Perhaps the most tangible human impact is a surge in Lyme disease, as more ticks survive the winter. More than a dozen of the park’s 250 rangers have contracted tick-borne diseases in the past five years, Miller-Rushing said, leading rangers to take precautions like taping their pants to their boots.

“This is not glamorous; in fact, it looks downright goofy,” said Anthony Tocci, who oversees management of invasive plants. “But it works.

Last year, Maine saw a record 1,377 diagnosed cases of Lyme disease, up nearly 700 percent from a decade before, according to the Maine Center for Disease Control and Prevention. Other tick-borne diseases, such as anaplasmosis and babesiosis, are proliferating at similarly alarming rates, diagnosed more often as residents become more aware of the diseases.

Officials at the park, which is seeing an average of 8 more inches of annual precipitation than a century ago, said their depleted finances from steep federal budget cuts make it harder to halt the increasing toll of erosion.

Culverts along the park’s historic carriage roads and hiking trails, unable to handle the storm drainage, have led to more washouts and closures. Rising seas are threatening salt marshes as well as 5,000-year-old native American archeological sites called shell middens.

“A huge task for the park is to try . . . to meet increased flows and to try to plan for the unknown — what the future under climate change may look like,” said Rebecca Cole-Will, chief of resource management at Acadia.

For Caitlin McDonough MacKenzie, a doctoral student in biology at Boston University, the park’s threatened future is visible in the present.

Her research has found that plant species are disappearing uniformly throughout the park — in wetlands, grasslands, and forests — and that earlier thaws have allowed shrubs sensitive to temperature, such as Morrow’s honeysuckle, to bloom earlier and displace those that grow on a time cycle.

Last year, she began testing how low-bush blueberries, sheep’s laurel, and three-toothed cinquefoil grow at different elevations on Cadillac Mountain. She has found those at lower elevations, where it’s warmer, are blooming more quickly.

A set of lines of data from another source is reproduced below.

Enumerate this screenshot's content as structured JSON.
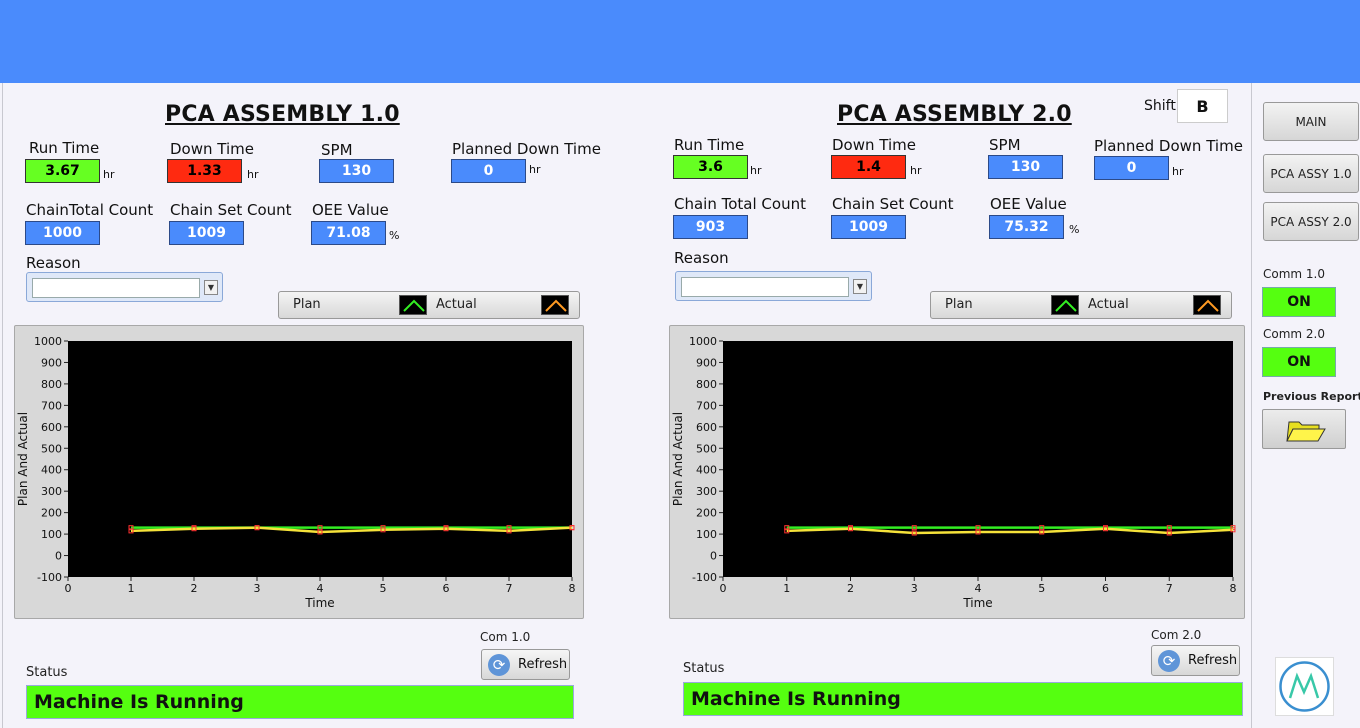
{
  "shift": {
    "label": "Shift",
    "value": "B"
  },
  "panels": [
    {
      "title": "PCA ASSEMBLY 1.0",
      "run_time": {
        "label": "Run Time",
        "value": "3.67",
        "unit": "hr"
      },
      "down_time": {
        "label": "Down Time",
        "value": "1.33",
        "unit": "hr"
      },
      "spm": {
        "label": "SPM",
        "value": "130"
      },
      "planned_down_time": {
        "label": "Planned Down Time",
        "value": "0",
        "unit": "hr"
      },
      "chain_total_count": {
        "label": "ChainTotal Count",
        "value": "1000"
      },
      "chain_set_count": {
        "label": "Chain Set Count",
        "value": "1009"
      },
      "oee_value": {
        "label": "OEE Value",
        "value": "71.08",
        "unit": "%"
      },
      "reason": {
        "label": "Reason",
        "value": ""
      },
      "legend": {
        "plan": "Plan",
        "actual": "Actual"
      },
      "com_label": "Com 1.0",
      "refresh_label": "Refresh",
      "status": {
        "label": "Status",
        "value": "Machine Is Running"
      }
    },
    {
      "title": "PCA ASSEMBLY 2.0",
      "run_time": {
        "label": "Run Time",
        "value": "3.6",
        "unit": "hr"
      },
      "down_time": {
        "label": "Down Time",
        "value": "1.4",
        "unit": "hr"
      },
      "spm": {
        "label": "SPM",
        "value": "130"
      },
      "planned_down_time": {
        "label": "Planned Down Time",
        "value": "0",
        "unit": "hr"
      },
      "chain_total_count": {
        "label": "Chain Total Count",
        "value": "903"
      },
      "chain_set_count": {
        "label": "Chain Set Count",
        "value": "1009"
      },
      "oee_value": {
        "label": "OEE Value",
        "value": "75.32",
        "unit": "%"
      },
      "reason": {
        "label": "Reason",
        "value": ""
      },
      "legend": {
        "plan": "Plan",
        "actual": "Actual"
      },
      "com_label": "Com 2.0",
      "refresh_label": "Refresh",
      "status": {
        "label": "Status",
        "value": "Machine Is Running"
      }
    }
  ],
  "sidebar": {
    "main_label": "MAIN",
    "pca1_label": "PCA ASSY 1.0",
    "pca2_label": "PCA ASSY 2.0",
    "comm1": {
      "label": "Comm 1.0",
      "value": "ON"
    },
    "comm2": {
      "label": "Comm 2.0",
      "value": "ON"
    },
    "previous_report_label": "Previous Report",
    "folder_icon": "folder-open-icon",
    "logo_icon": "mountain-logo-icon"
  },
  "chart_data": [
    {
      "type": "line",
      "xlabel": "Time",
      "ylabel": "Plan And Actual",
      "xlim": [
        0,
        8
      ],
      "ylim": [
        -100,
        1000
      ],
      "xticks": [
        0,
        1,
        2,
        3,
        4,
        5,
        6,
        7,
        8
      ],
      "yticks": [
        -100,
        0,
        100,
        200,
        300,
        400,
        500,
        600,
        700,
        800,
        900,
        1000
      ],
      "grid": false,
      "series": [
        {
          "name": "Plan",
          "color": "#33ee22",
          "x": [
            1,
            2,
            3,
            4,
            5,
            6,
            7,
            8
          ],
          "values": [
            130,
            130,
            130,
            130,
            130,
            130,
            130,
            130
          ]
        },
        {
          "name": "Actual",
          "color": "#f5e23a",
          "x": [
            1,
            2,
            3,
            4,
            5,
            6,
            7,
            8
          ],
          "values": [
            115,
            125,
            130,
            110,
            120,
            125,
            115,
            130
          ]
        }
      ]
    },
    {
      "type": "line",
      "xlabel": "Time",
      "ylabel": "Plan And Actual",
      "xlim": [
        0,
        8
      ],
      "ylim": [
        -100,
        1000
      ],
      "xticks": [
        0,
        1,
        2,
        3,
        4,
        5,
        6,
        7,
        8
      ],
      "yticks": [
        -100,
        0,
        100,
        200,
        300,
        400,
        500,
        600,
        700,
        800,
        900,
        1000
      ],
      "grid": false,
      "series": [
        {
          "name": "Plan",
          "color": "#33ee22",
          "x": [
            1,
            2,
            3,
            4,
            5,
            6,
            7,
            8
          ],
          "values": [
            130,
            130,
            130,
            130,
            130,
            130,
            130,
            130
          ]
        },
        {
          "name": "Actual",
          "color": "#f5e23a",
          "x": [
            1,
            2,
            3,
            4,
            5,
            6,
            7,
            8
          ],
          "values": [
            115,
            125,
            105,
            110,
            110,
            125,
            105,
            120
          ]
        }
      ]
    }
  ]
}
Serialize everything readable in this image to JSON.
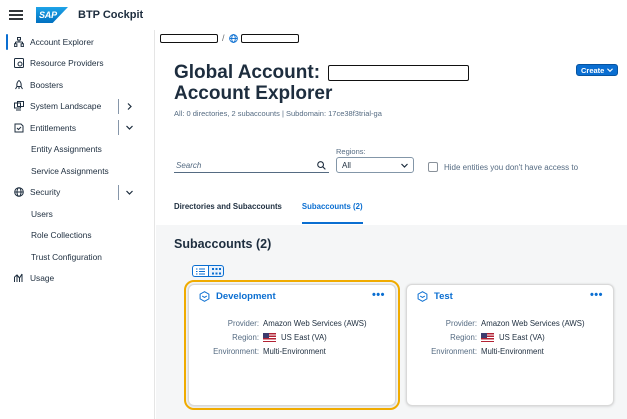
{
  "shell": {
    "app_title": "BTP Cockpit",
    "logo_text": "SAP"
  },
  "sidebar": {
    "items": [
      {
        "label": "Account Explorer"
      },
      {
        "label": "Resource Providers"
      },
      {
        "label": "Boosters"
      },
      {
        "label": "System Landscape"
      },
      {
        "label": "Entitlements"
      },
      {
        "label": "Entity Assignments"
      },
      {
        "label": "Service Assignments"
      },
      {
        "label": "Security"
      },
      {
        "label": "Users"
      },
      {
        "label": "Role Collections"
      },
      {
        "label": "Trust Configuration"
      },
      {
        "label": "Usage"
      }
    ]
  },
  "header": {
    "title_line1": "Global Account:",
    "title_line2": "Account Explorer",
    "subtitle": "All: 0 directories, 2 subaccounts | Subdomain: 17ce38f3trial-ga",
    "create_label": "Create"
  },
  "filters": {
    "search_placeholder": "Search",
    "regions_label": "Regions:",
    "regions_value": "All",
    "hide_label": "Hide entities you don't have access to"
  },
  "tabs": [
    {
      "label": "Directories and Subaccounts"
    },
    {
      "label": "Subaccounts (2)"
    }
  ],
  "section_title": "Subaccounts (2)",
  "cards": [
    {
      "name": "Development",
      "more": "•••",
      "provider_label": "Provider:",
      "provider": "Amazon Web Services (AWS)",
      "region_label": "Region:",
      "region": "US East (VA)",
      "environment_label": "Environment:",
      "environment": "Multi-Environment"
    },
    {
      "name": "Test",
      "more": "•••",
      "provider_label": "Provider:",
      "provider": "Amazon Web Services (AWS)",
      "region_label": "Region:",
      "region": "US East (VA)",
      "environment_label": "Environment:",
      "environment": "Multi-Environment"
    }
  ],
  "colors": {
    "accent": "#0a6ed1",
    "highlight": "#f0ab00",
    "background": "#f5f6f7"
  }
}
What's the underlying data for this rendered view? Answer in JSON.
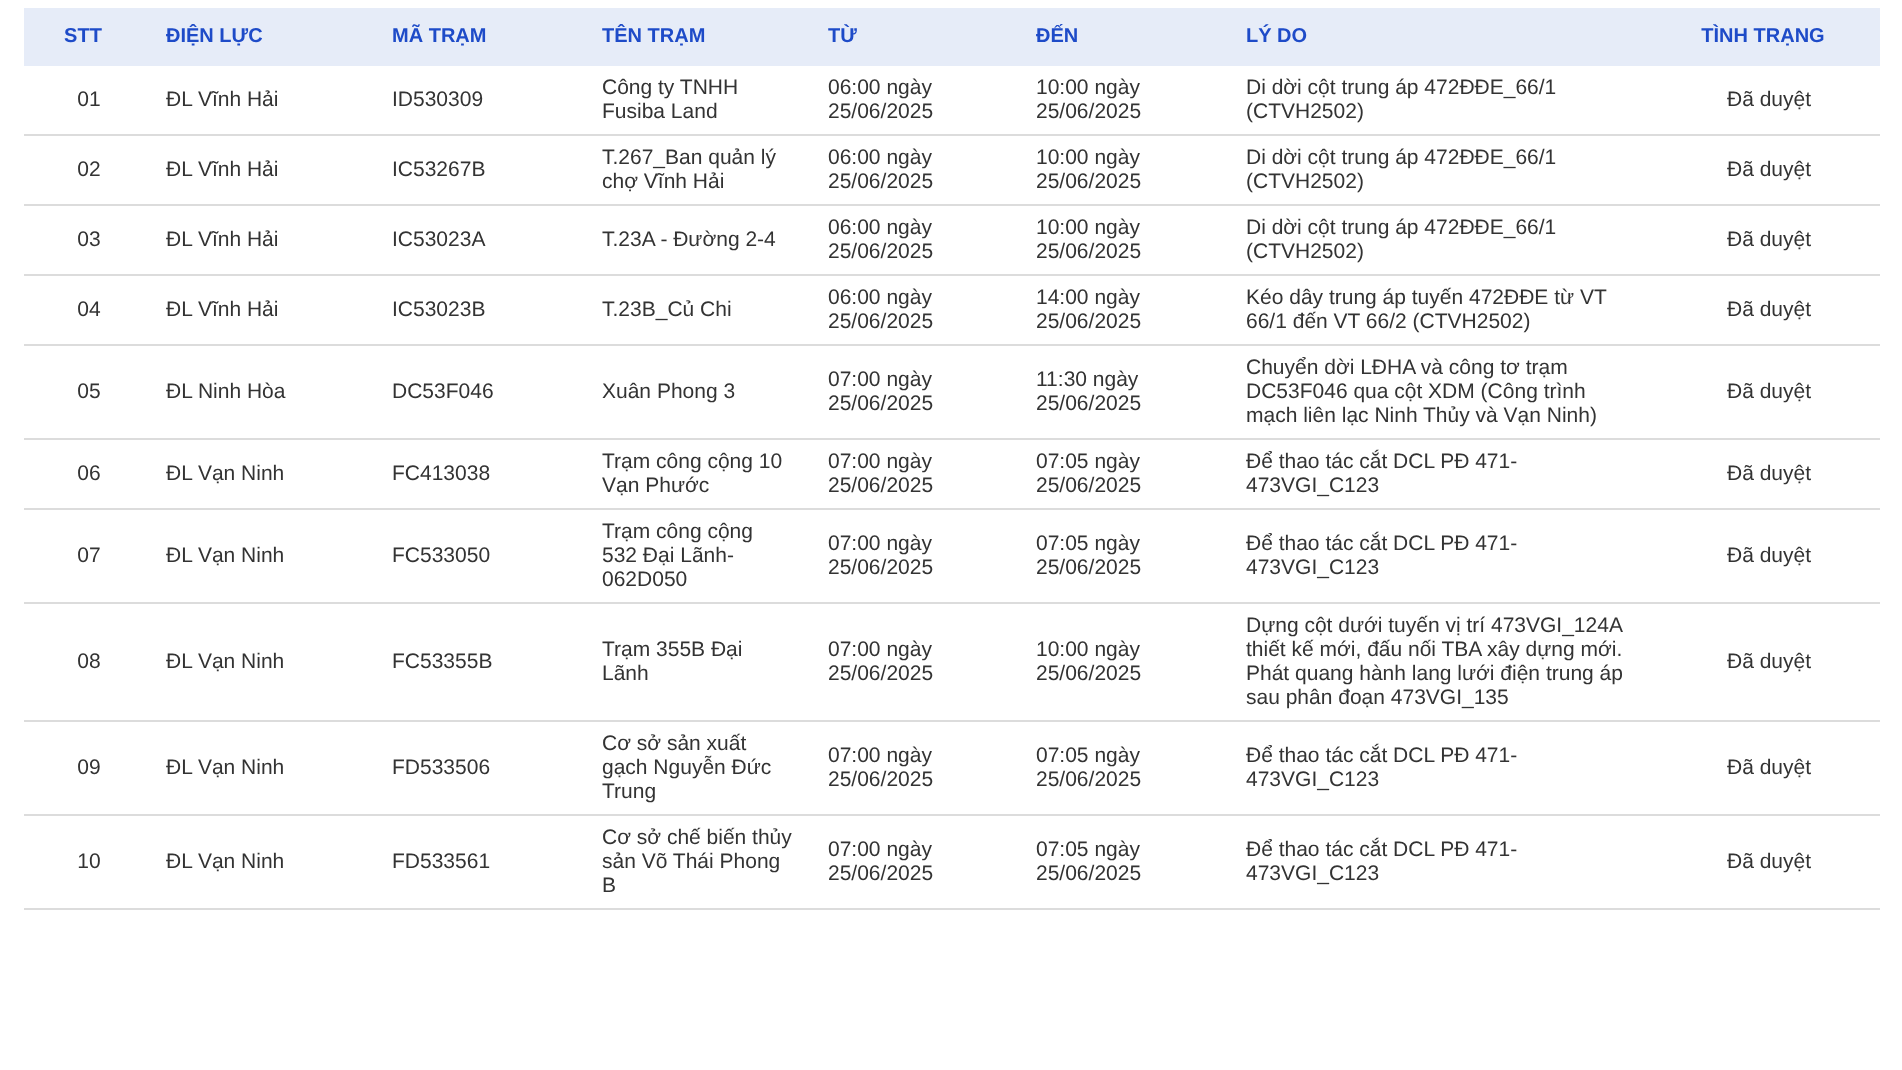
{
  "table": {
    "columns": [
      "STT",
      "ĐIỆN LỰC",
      "MÃ TRẠM",
      "TÊN TRẠM",
      "TỪ",
      "ĐẾN",
      "LÝ DO",
      "TÌNH TRẠNG"
    ],
    "rows": [
      {
        "stt": "01",
        "dien_luc": "ĐL Vĩnh Hải",
        "ma_tram": "ID530309",
        "ten_tram": "Công ty TNHH Fusiba Land",
        "tu": "06:00 ngày 25/06/2025",
        "den": "10:00 ngày 25/06/2025",
        "ly_do": "Di dời cột trung áp 472ĐĐE_66/1 (CTVH2502)",
        "tinh_trang": "Đã duyệt"
      },
      {
        "stt": "02",
        "dien_luc": "ĐL Vĩnh Hải",
        "ma_tram": "IC53267B",
        "ten_tram": "T.267_Ban quản lý chợ Vĩnh Hải",
        "tu": "06:00 ngày 25/06/2025",
        "den": "10:00 ngày 25/06/2025",
        "ly_do": "Di dời cột trung áp 472ĐĐE_66/1 (CTVH2502)",
        "tinh_trang": "Đã duyệt"
      },
      {
        "stt": "03",
        "dien_luc": "ĐL Vĩnh Hải",
        "ma_tram": "IC53023A",
        "ten_tram": "T.23A - Đường 2-4",
        "tu": "06:00 ngày 25/06/2025",
        "den": "10:00 ngày 25/06/2025",
        "ly_do": "Di dời cột trung áp 472ĐĐE_66/1 (CTVH2502)",
        "tinh_trang": "Đã duyệt"
      },
      {
        "stt": "04",
        "dien_luc": "ĐL Vĩnh Hải",
        "ma_tram": "IC53023B",
        "ten_tram": "T.23B_Củ Chi",
        "tu": "06:00 ngày 25/06/2025",
        "den": "14:00 ngày 25/06/2025",
        "ly_do": "Kéo dây trung áp tuyến 472ĐĐE từ VT 66/1 đến VT 66/2 (CTVH2502)",
        "tinh_trang": "Đã duyệt"
      },
      {
        "stt": "05",
        "dien_luc": "ĐL Ninh Hòa",
        "ma_tram": "DC53F046",
        "ten_tram": "Xuân Phong 3",
        "tu": "07:00 ngày 25/06/2025",
        "den": "11:30 ngày 25/06/2025",
        "ly_do": "Chuyển dời LĐHA và công tơ trạm DC53F046 qua cột XDM (Công trình mạch liên lạc Ninh Thủy và Vạn Ninh)",
        "tinh_trang": "Đã duyệt"
      },
      {
        "stt": "06",
        "dien_luc": "ĐL Vạn Ninh",
        "ma_tram": "FC413038",
        "ten_tram": "Trạm công cộng 10 Vạn Phước",
        "tu": "07:00 ngày 25/06/2025",
        "den": "07:05 ngày 25/06/2025",
        "ly_do": "Để thao tác cắt DCL PĐ 471-473VGI_C123",
        "tinh_trang": "Đã duyệt"
      },
      {
        "stt": "07",
        "dien_luc": "ĐL Vạn Ninh",
        "ma_tram": "FC533050",
        "ten_tram": "Trạm công cộng 532 Đại Lãnh-062D050",
        "tu": "07:00 ngày 25/06/2025",
        "den": "07:05 ngày 25/06/2025",
        "ly_do": "Để thao tác cắt DCL PĐ 471-473VGI_C123",
        "tinh_trang": "Đã duyệt"
      },
      {
        "stt": "08",
        "dien_luc": "ĐL Vạn Ninh",
        "ma_tram": "FC53355B",
        "ten_tram": "Trạm 355B Đại Lãnh",
        "tu": "07:00 ngày 25/06/2025",
        "den": "10:00 ngày 25/06/2025",
        "ly_do": "Dựng cột dưới tuyến vị trí 473VGI_124A thiết kế mới, đấu nối TBA xây dựng mới. Phát quang hành lang lưới điện trung áp sau phân đoạn 473VGI_135",
        "tinh_trang": "Đã duyệt"
      },
      {
        "stt": "09",
        "dien_luc": "ĐL Vạn Ninh",
        "ma_tram": "FD533506",
        "ten_tram": "Cơ sở sản xuất gạch Nguyễn Đức Trung",
        "tu": "07:00 ngày 25/06/2025",
        "den": "07:05 ngày 25/06/2025",
        "ly_do": "Để thao tác cắt DCL PĐ 471-473VGI_C123",
        "tinh_trang": "Đã duyệt"
      },
      {
        "stt": "10",
        "dien_luc": "ĐL Vạn Ninh",
        "ma_tram": "FD533561",
        "ten_tram": "Cơ sở chế biến thủy sản Võ Thái Phong B",
        "tu": "07:00 ngày 25/06/2025",
        "den": "07:05 ngày 25/06/2025",
        "ly_do": "Để thao tác cắt DCL PĐ 471-473VGI_C123",
        "tinh_trang": "Đã duyệt"
      }
    ]
  }
}
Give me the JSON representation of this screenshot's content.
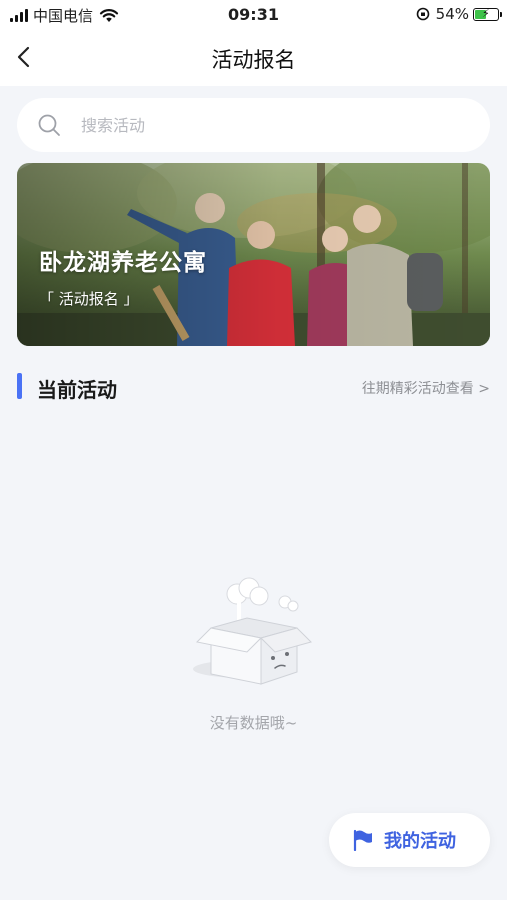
{
  "status": {
    "carrier": "中国电信",
    "time": "09:31",
    "battery": "54%",
    "battery_level": 0.54
  },
  "nav": {
    "title": "活动报名",
    "back_icon": "chevron-left-icon"
  },
  "search": {
    "placeholder": "搜索活动",
    "icon": "search-icon"
  },
  "banner": {
    "title": "卧龙湖养老公寓",
    "subtitle": "「 活动报名 」"
  },
  "section": {
    "title": "当前活动",
    "link": "往期精彩活动查看 >"
  },
  "empty": {
    "text": "没有数据哦~",
    "icon": "empty-box-icon"
  },
  "fab": {
    "label": "我的活动",
    "icon": "flag-icon"
  },
  "colors": {
    "accent": "#4a72f5",
    "fab_text": "#3f63e0",
    "background": "#f3f5f9"
  }
}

Her ultimate concern is that as plants bloom earlier, they may no longer remain in sync with the bees that pollinate them and could become more susceptible to large die-offs from late frosts.

“With climate change, you can’t just put a fence around it to fix the problem,” she said. “The plants we try to protect may not be able to grow there anymore.”

She worries that in coming decades she won’t recognize the Acadia she knew as a child.

“It’s definitely scary,” she said, then offered her apocalyptic vision. “The park I thought I knew really well isn’t going to exist anymore. It’s going to look more like the Jersey Shore.”